Monday, May 19, 2008

Casting, Subclassing, and the isa field

I was recently updating the xmpp framework, and I ran into a bit of a dilemma. Within the xmpp framework there are 3 types of elements: IQ, Presence and Message. I wanted to extend NSXMLElement to have custom subclasses for each type of element. The subclasses didn't have any variables of their own. Each just added convenient methods for accessing common information. But here's the catch: I was working with apple's xml classes, which only returned NSXMLElement's.

So how do I convert an NSXMLElement object to an instance of an object which extends NSXMLElement?

The experienced objective-c developer would be quick to point out that we could use categories for this. A category allows one to add methods to an existing class. This would be a solution, since I said I didn't need to add any variables to the subclass. However this didn't completely satisfied me. In the end, we're still just returning instances of NSXMLElement. So those using the framework would be able to call methods from ANY of the categories. So they could easily call a method that's supposed to be for an IQ element on an Presence element, and it would work, and the compiler wouldn't even warn them. I wanted something more fool proof. Plus what if I wanted slightly different implementations of the same method for each type.

So again: How do we convert an NSXMLElement object to an instance of an object which extends NSXMLElement?

Can we just cast it???

return (PresenceElement *)someXMLElement;

The compiler says yes, but the runtime says no. But why exactly does the runtime say no?

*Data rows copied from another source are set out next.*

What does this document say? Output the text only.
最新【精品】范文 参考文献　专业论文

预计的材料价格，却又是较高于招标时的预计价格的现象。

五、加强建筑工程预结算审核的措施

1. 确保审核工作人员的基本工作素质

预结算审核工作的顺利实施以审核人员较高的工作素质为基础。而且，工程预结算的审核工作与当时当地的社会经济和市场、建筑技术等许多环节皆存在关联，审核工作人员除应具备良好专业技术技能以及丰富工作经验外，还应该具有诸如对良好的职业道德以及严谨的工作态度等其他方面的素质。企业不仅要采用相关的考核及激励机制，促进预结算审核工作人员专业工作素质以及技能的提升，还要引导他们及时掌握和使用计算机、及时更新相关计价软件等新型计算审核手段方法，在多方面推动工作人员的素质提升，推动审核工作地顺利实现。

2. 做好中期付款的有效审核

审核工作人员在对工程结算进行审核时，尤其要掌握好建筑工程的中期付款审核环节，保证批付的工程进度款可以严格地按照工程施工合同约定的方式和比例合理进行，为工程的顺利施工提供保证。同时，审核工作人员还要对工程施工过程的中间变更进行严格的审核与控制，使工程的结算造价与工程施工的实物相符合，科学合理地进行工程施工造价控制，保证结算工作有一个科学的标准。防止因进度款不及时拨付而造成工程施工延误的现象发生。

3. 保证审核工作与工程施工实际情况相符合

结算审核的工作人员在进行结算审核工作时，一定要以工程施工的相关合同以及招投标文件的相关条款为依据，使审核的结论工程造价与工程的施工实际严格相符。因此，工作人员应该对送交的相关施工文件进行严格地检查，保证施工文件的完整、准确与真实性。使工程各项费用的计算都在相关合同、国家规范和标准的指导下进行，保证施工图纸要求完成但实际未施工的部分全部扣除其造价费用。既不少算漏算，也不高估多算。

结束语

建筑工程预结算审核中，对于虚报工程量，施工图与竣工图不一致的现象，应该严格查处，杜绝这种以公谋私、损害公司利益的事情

Everytime you [[alloc] init] an object, you're actually allocating all the storage you need to store an instance of that class. In other words, you're allocating storage for all the variables the class needs. Let's look at a quick example.

@interface Car : NSObject
float milesPerGallon;
- (void)doSomething;

@interface Hybrid : Car
float batteryCharge;
- (void)doSomethingElse;

So if we [[alloc] init] a Hybrid object, we allocate all the storage needed for an NSObject, a Car (1 float) and a Hybrid (1 float). But what about the methods? The compiled implementation of the code for the methods is not part of the object instance. (That would be pretty dumb wouldn't it!) It's part of the class itself. And this is where NSObject comes in. Part of the NSObject class is a field called "isa" which points to the class of the object. So when you send the message "doSomethingElse" to an instance of Hybrid, the runtime uses the isa field to find the Hybrid class, and invoke the proper method.

This is explained in excellent detail, with diagrams, here.

Now say we extend the Hybrid class WITHOUT adding any variables:

@interface MyHybrid : Hybrid
- (void)recharge;

Can we simply cast a Hybrid to MyHybrid? The answer is no. Because the allocated object still has an isa field which is pointing to the Hybrid class. If we simply cast it, and attempt to invoke "doSomethingElse", the runtime will follow the isa field to the Hybrid class, and it won't find a method named "doSomethingElse" in that class.

However, an [[alloc] init] of MyHybrid is almost exactly the same as an [[alloc] init] of Hybrid. They're the exact same size in RAM. In fact, the only difference would be the isa field. Instead of pointing to the Hybrid class, it would obviously be pointing to the MyHybrid class.

What I'm trying to say is this: You can convert a Hybrid object to a MyHybrid object simply by changing the isa field. Like this:

@implementation MyHybrid
+ (MyHybrid *)fromHybrid:(Hybrid *)hybrid
MyHybrid *result = (MyHybrid *) hybrid;
result->isa = [MyHybrid class];
return result;

Remember, this ONLY works if the subclass doesn't add any instance variables of it's own. I'm not sure what would happen if you used this technique absent-mindedly, but I'm guessing it would be BAD.


Kevin Perry said...

This technique is known as "isa-swizzling". KVO uses it itself to work its magic:

Robbie Hanson said...

That's good to know. This just goes to show that a little knowledge can potentially be dangerous. If anyone uses this technique they should recognize that it's rather low level, and should be used with caution and understanding.